Russia’s data protection authority, the Roskomnadzor, has recently announced its intention to increase the number of data localisation audits it carries out in 2016. It has pledged to conduct around 1,000 data localisation compliance audits and 2,000 monitoring procedures in a bid to check whether businesses are meeting their obligations under data localisation law.
Russia’s data localisation law came into effect 1 September 2015. It requires that all companies that collect or process personal data of Russian citizens, process and store that information on servers in Russia.

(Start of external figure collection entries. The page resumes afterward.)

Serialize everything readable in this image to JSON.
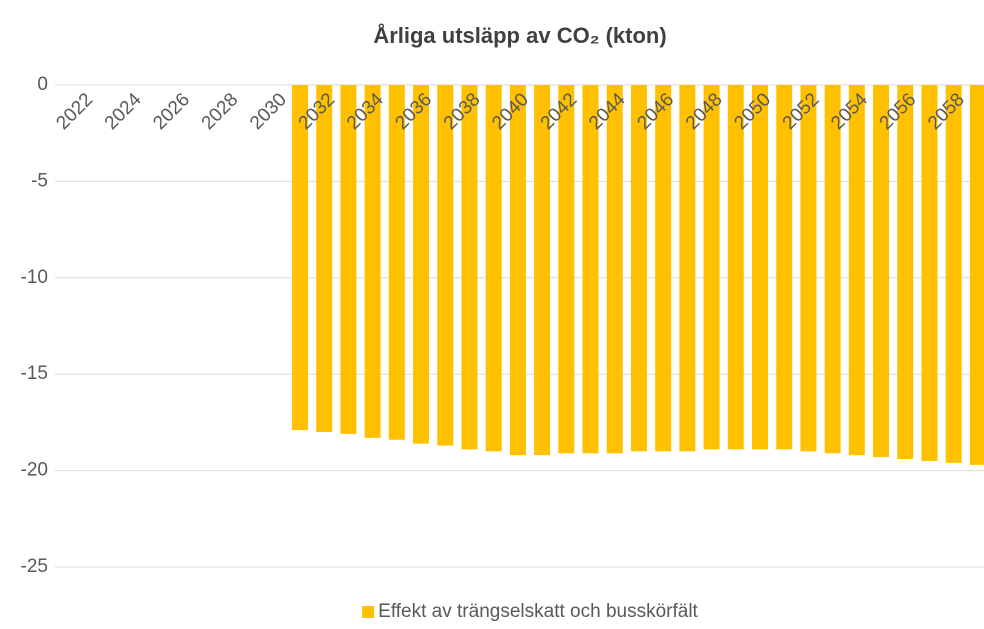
{
  "chart_data": {
    "type": "bar",
    "title": "Årliga utsläpp av CO₂ (kton)",
    "categories": [
      "2022",
      null,
      "2024",
      null,
      "2026",
      null,
      "2028",
      null,
      "2030",
      null,
      "2032",
      null,
      "2034",
      null,
      "2036",
      null,
      "2038",
      null,
      "2040",
      null,
      "2042",
      null,
      "2044",
      null,
      "2046",
      null,
      "2048",
      null,
      "2050",
      null,
      "2052",
      null,
      "2054",
      null,
      "2056",
      null,
      "2058",
      null
    ],
    "series": [
      {
        "name": "Effekt av trängselskatt och busskörfält",
        "color": "#ffc000",
        "values": [
          null,
          null,
          null,
          null,
          null,
          null,
          null,
          null,
          null,
          -17.9,
          -18.0,
          -18.1,
          -18.3,
          -18.4,
          -18.6,
          -18.7,
          -18.9,
          -19.0,
          -19.2,
          -19.2,
          -19.1,
          -19.1,
          -19.1,
          -19.0,
          -19.0,
          -19.0,
          -18.9,
          -18.9,
          -18.9,
          -18.9,
          -19.0,
          -19.1,
          -19.2,
          -19.3,
          -19.4,
          -19.5,
          -19.6,
          -19.7
        ]
      }
    ],
    "ylim": [
      -25,
      0
    ],
    "yticks": [
      0,
      -5,
      -10,
      -15,
      -20,
      -25
    ],
    "grid": true,
    "legend": "bottom"
  }
}
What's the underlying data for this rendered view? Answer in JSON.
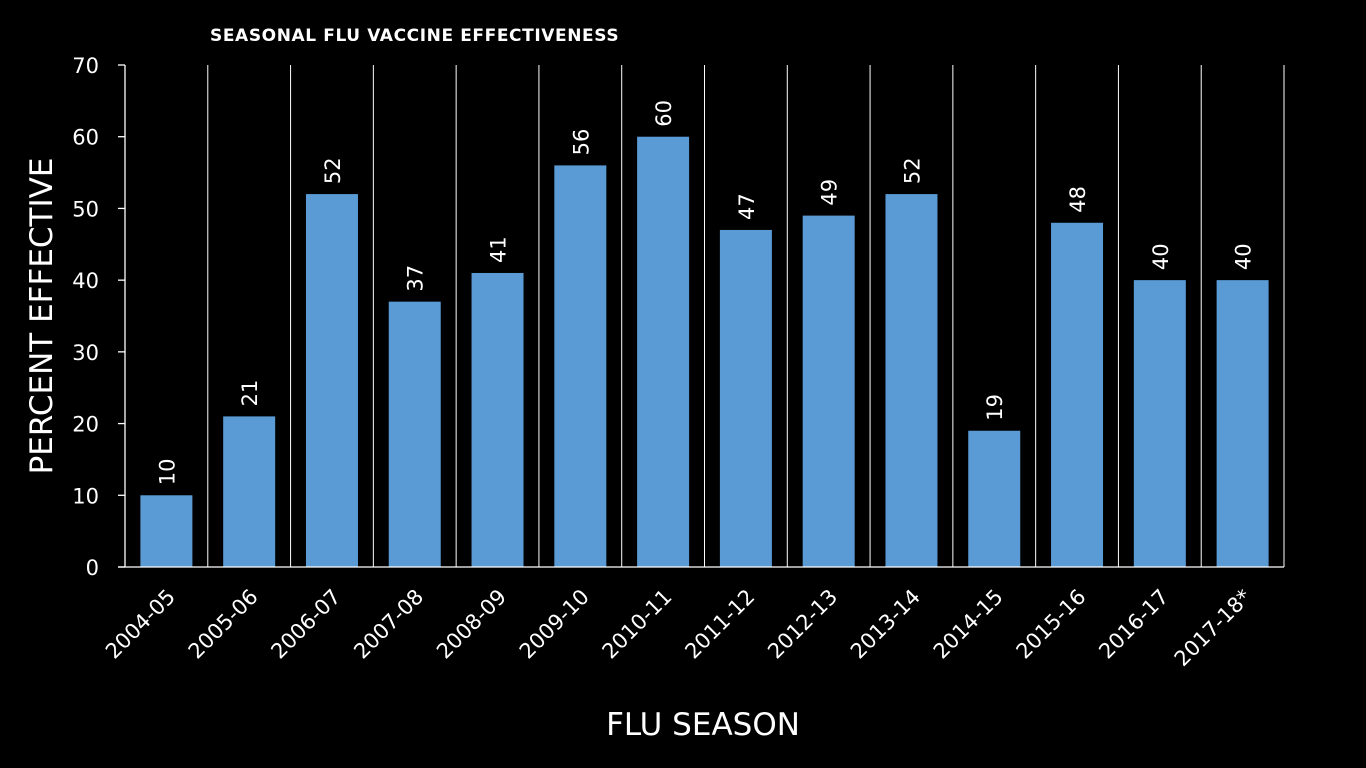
{
  "chart_data": {
    "type": "bar",
    "title": "SEASONAL FLU VACCINE EFFECTIVENESS",
    "xlabel": "FLU SEASON",
    "ylabel": "PERCENT EFFECTIVE",
    "categories": [
      "2004-05",
      "2005-06",
      "2006-07",
      "2007-08",
      "2008-09",
      "2009-10",
      "2010-11",
      "2011-12",
      "2012-13",
      "2013-14",
      "2014-15",
      "2015-16",
      "2016-17",
      "2017-18*"
    ],
    "values": [
      10,
      21,
      52,
      37,
      41,
      56,
      60,
      47,
      49,
      52,
      19,
      48,
      40,
      40
    ],
    "ylim": [
      0,
      70
    ],
    "yticks": [
      0,
      10,
      20,
      30,
      40,
      50,
      60,
      70
    ],
    "grid": "vertical separators between categories",
    "legend": "none",
    "bar_color": "#5b9bd5",
    "background_color": "#000000",
    "text_color": "#ffffff"
  }
}
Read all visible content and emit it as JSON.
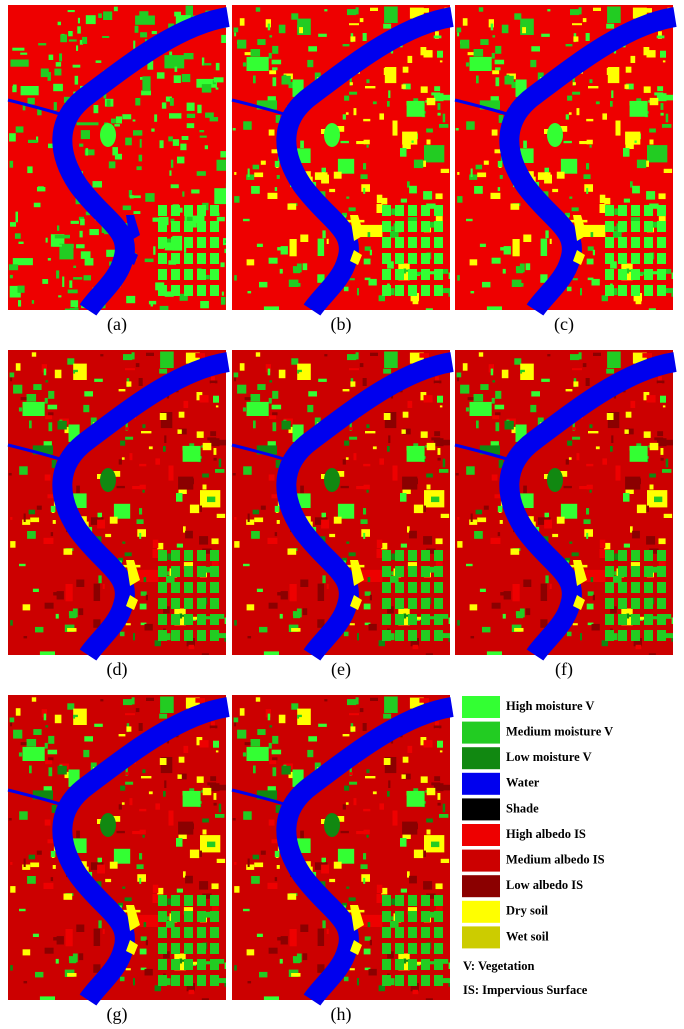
{
  "panels": [
    {
      "label": "(a)"
    },
    {
      "label": "(b)"
    },
    {
      "label": "(c)"
    },
    {
      "label": "(d)"
    },
    {
      "label": "(e)"
    },
    {
      "label": "(f)"
    },
    {
      "label": "(g)"
    },
    {
      "label": "(h)"
    }
  ],
  "legend": {
    "items": [
      {
        "label": "High moisture V",
        "color": "#33ff33"
      },
      {
        "label": "Medium moisture V",
        "color": "#22cc22"
      },
      {
        "label": "Low moisture V",
        "color": "#118811"
      },
      {
        "label": "Water",
        "color": "#0000ee"
      },
      {
        "label": "Shade",
        "color": "#000000"
      },
      {
        "label": "High albedo IS",
        "color": "#ee0000"
      },
      {
        "label": "Medium albedo IS",
        "color": "#cc0000"
      },
      {
        "label": "Low albedo IS",
        "color": "#8b0000"
      },
      {
        "label": "Dry soil",
        "color": "#ffff00"
      },
      {
        "label": "Wet soil",
        "color": "#cccc00"
      }
    ]
  },
  "notes": [
    "V: Vegetation",
    "IS: Impervious Surface"
  ]
}
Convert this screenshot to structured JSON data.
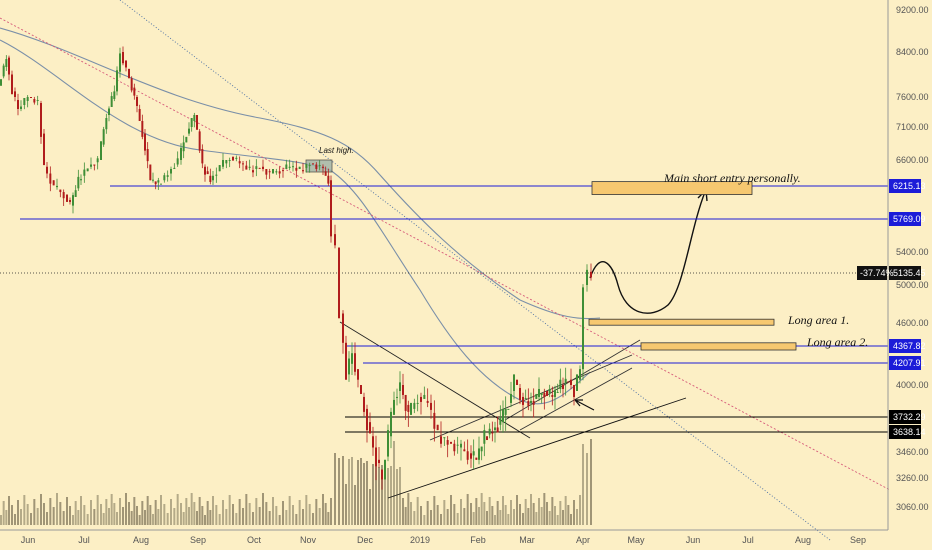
{
  "chart_data": {
    "type": "candlestick",
    "y_axis_ticks": [
      9200,
      8400,
      7600,
      7100,
      6600,
      6215.13,
      5769.09,
      5400,
      5135.45,
      5000,
      4600,
      4367.82,
      4207.91,
      4000,
      3732.29,
      3638.14,
      3460,
      3260,
      3060
    ],
    "x_axis_ticks": [
      "Jun",
      "Jul",
      "Aug",
      "Sep",
      "Oct",
      "Nov",
      "Dec",
      "2019",
      "Feb",
      "Mar",
      "Apr",
      "May",
      "Jun",
      "Jul",
      "Aug",
      "Sep"
    ],
    "horizontal_levels": [
      {
        "label": "6215.13",
        "value": 6215.13,
        "color": "#1c1cd8"
      },
      {
        "label": "5769.09",
        "value": 5769.09,
        "color": "#1c1cd8"
      },
      {
        "label": "4367.82",
        "value": 4367.82,
        "color": "#1c1cd8"
      },
      {
        "label": "4207.91",
        "value": 4207.91,
        "color": "#1c1cd8"
      },
      {
        "label": "3732.29",
        "value": 3732.29,
        "color": "#000000"
      },
      {
        "label": "3638.14",
        "value": 3638.14,
        "color": "#000000"
      }
    ],
    "current_price": {
      "label": "5135.45",
      "value": 5135.45,
      "change": "-37.74%"
    },
    "annotations": {
      "last_high": "Last high.",
      "main_short": "Main short entry personally.",
      "long_area_1": "Long area 1.",
      "long_area_2": "Long area 2."
    },
    "zones": [
      {
        "label": "Main short entry personally.",
        "low": 6100,
        "high": 6280
      },
      {
        "label": "Long area 1.",
        "low": 4580,
        "high": 4640
      },
      {
        "label": "Long area 2.",
        "low": 4330,
        "high": 4400
      }
    ],
    "colors": {
      "background": "#fcefc5",
      "up": "#3e8e36",
      "down": "#b01c1c",
      "level": "#1c1cd8",
      "zone": "#f6c870",
      "volume": "#b5a98a"
    }
  }
}
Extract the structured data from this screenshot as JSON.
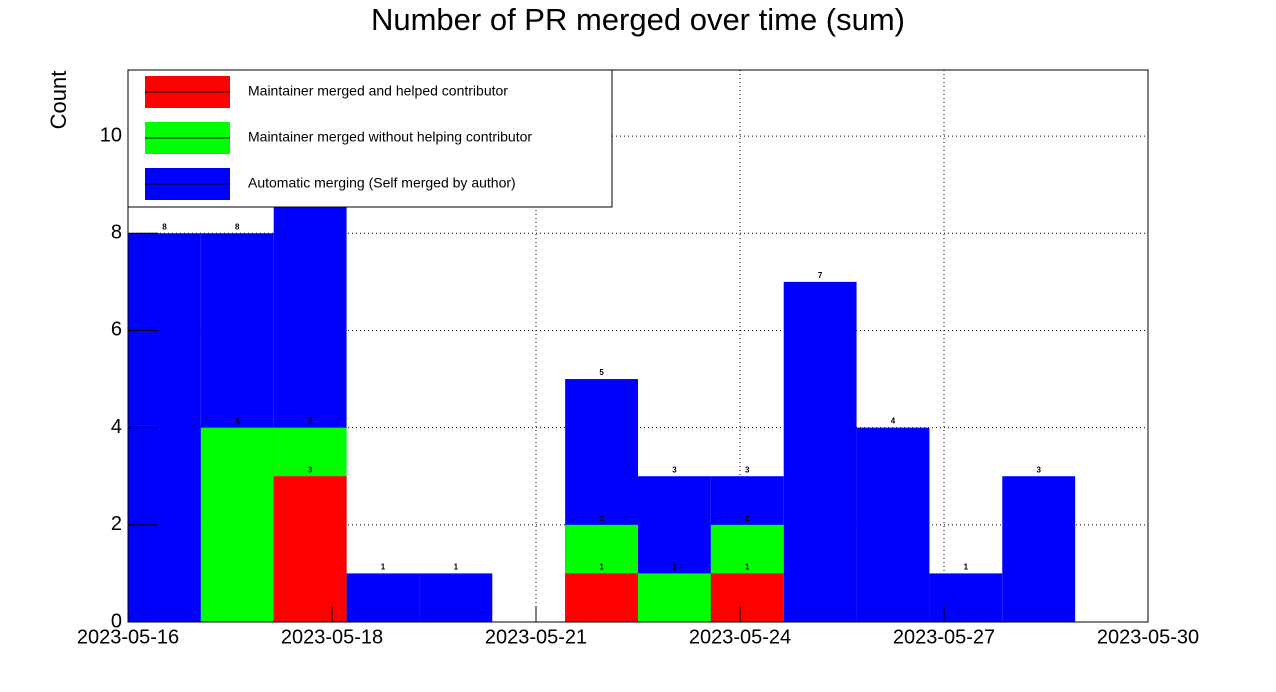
{
  "chart_data": {
    "type": "histogram",
    "title": "Number of PR merged over time (sum)",
    "y_label": "Count",
    "bins": [
      16,
      17,
      18,
      19,
      20,
      21,
      22,
      23,
      24,
      25,
      26,
      27,
      28,
      29,
      30
    ],
    "xlim": [
      16,
      30
    ],
    "xticks": [
      {
        "value": 16,
        "label": "2023-05-16"
      },
      {
        "value": 18.8,
        "label": "2023-05-18"
      },
      {
        "value": 21.6,
        "label": "2023-05-21"
      },
      {
        "value": 24.4,
        "label": "2023-05-24"
      },
      {
        "value": 27.2,
        "label": "2023-05-27"
      },
      {
        "value": 30,
        "label": "2023-05-30"
      }
    ],
    "ylim": [
      0,
      11.36
    ],
    "yticks": [
      0,
      2,
      4,
      6,
      8,
      10
    ],
    "grid": true,
    "legend": "top-left",
    "series": [
      {
        "name": "Automatic merging (Self merged by author)",
        "color": "#0000ff",
        "values": [
          8,
          8,
          9,
          1,
          1,
          0,
          5,
          3,
          3,
          7,
          4,
          1,
          3,
          0
        ]
      },
      {
        "name": "Maintainer merged without helping contributor",
        "color": "#00ff00",
        "values": [
          0,
          4,
          4,
          0,
          0,
          0,
          2,
          1,
          2,
          0,
          0,
          0,
          0,
          0
        ]
      },
      {
        "name": "Maintainer merged and helped contributor",
        "color": "#ff0000",
        "values": [
          0,
          0,
          3,
          0,
          0,
          0,
          1,
          0,
          1,
          0,
          0,
          0,
          0,
          0
        ]
      }
    ]
  }
}
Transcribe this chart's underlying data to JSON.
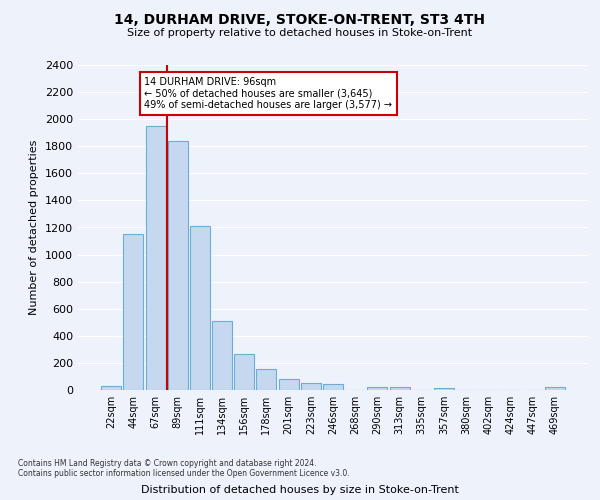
{
  "title": "14, DURHAM DRIVE, STOKE-ON-TRENT, ST3 4TH",
  "subtitle": "Size of property relative to detached houses in Stoke-on-Trent",
  "xlabel": "Distribution of detached houses by size in Stoke-on-Trent",
  "ylabel": "Number of detached properties",
  "bin_labels": [
    "22sqm",
    "44sqm",
    "67sqm",
    "89sqm",
    "111sqm",
    "134sqm",
    "156sqm",
    "178sqm",
    "201sqm",
    "223sqm",
    "246sqm",
    "268sqm",
    "290sqm",
    "313sqm",
    "335sqm",
    "357sqm",
    "380sqm",
    "402sqm",
    "424sqm",
    "447sqm",
    "469sqm"
  ],
  "bar_values": [
    30,
    1150,
    1950,
    1840,
    1210,
    510,
    265,
    155,
    80,
    50,
    45,
    0,
    25,
    20,
    0,
    15,
    0,
    0,
    0,
    0,
    20
  ],
  "bar_color": "#c5d8f0",
  "bar_edgecolor": "#6aadd5",
  "vline_x": 2.5,
  "vline_color": "#cc0000",
  "annotation_text": "14 DURHAM DRIVE: 96sqm\n← 50% of detached houses are smaller (3,645)\n49% of semi-detached houses are larger (3,577) →",
  "annotation_box_color": "#ffffff",
  "annotation_box_edgecolor": "#cc0000",
  "ylim": [
    0,
    2400
  ],
  "yticks": [
    0,
    200,
    400,
    600,
    800,
    1000,
    1200,
    1400,
    1600,
    1800,
    2000,
    2200,
    2400
  ],
  "footer_line1": "Contains HM Land Registry data © Crown copyright and database right 2024.",
  "footer_line2": "Contains public sector information licensed under the Open Government Licence v3.0.",
  "background_color": "#eef2fb",
  "plot_background_color": "#eef2fb",
  "grid_color": "#ffffff"
}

Companies also have an obligation to notify the Roskomnadzor of the location of such servers.
In a statement published 7 September 2015, the Roskomnadzor confirmed that the regulation applies to any company collecting personal data from Russia, regardless of its place of incorporation. This means that foreign companies fall under the scope of the regulator’s audits.
It is believed that the compliance audit checks will have an increased focus on transnational companies, as they will now have had time to ensure compliance with the law. The Roskomnadzor had previously carried out around 300 audits by the end of 2015, focussing mainly on domestic companies.
Although the law has been in force for some time now, some uncertainty remains as to the full extent of enforcement action that may be taken against non-compliant companies. The head of the Roskomnadzor, Alexander Zharov, has given some guidance suggesting that the regulator could be given powers to block non-compliant websites without court orders, and declare domain names undelegated.
Despite this uncertainty, it is clear that companies will have nowhere to hide as the Roskomnadzor gears up for a busy year of compliance audits.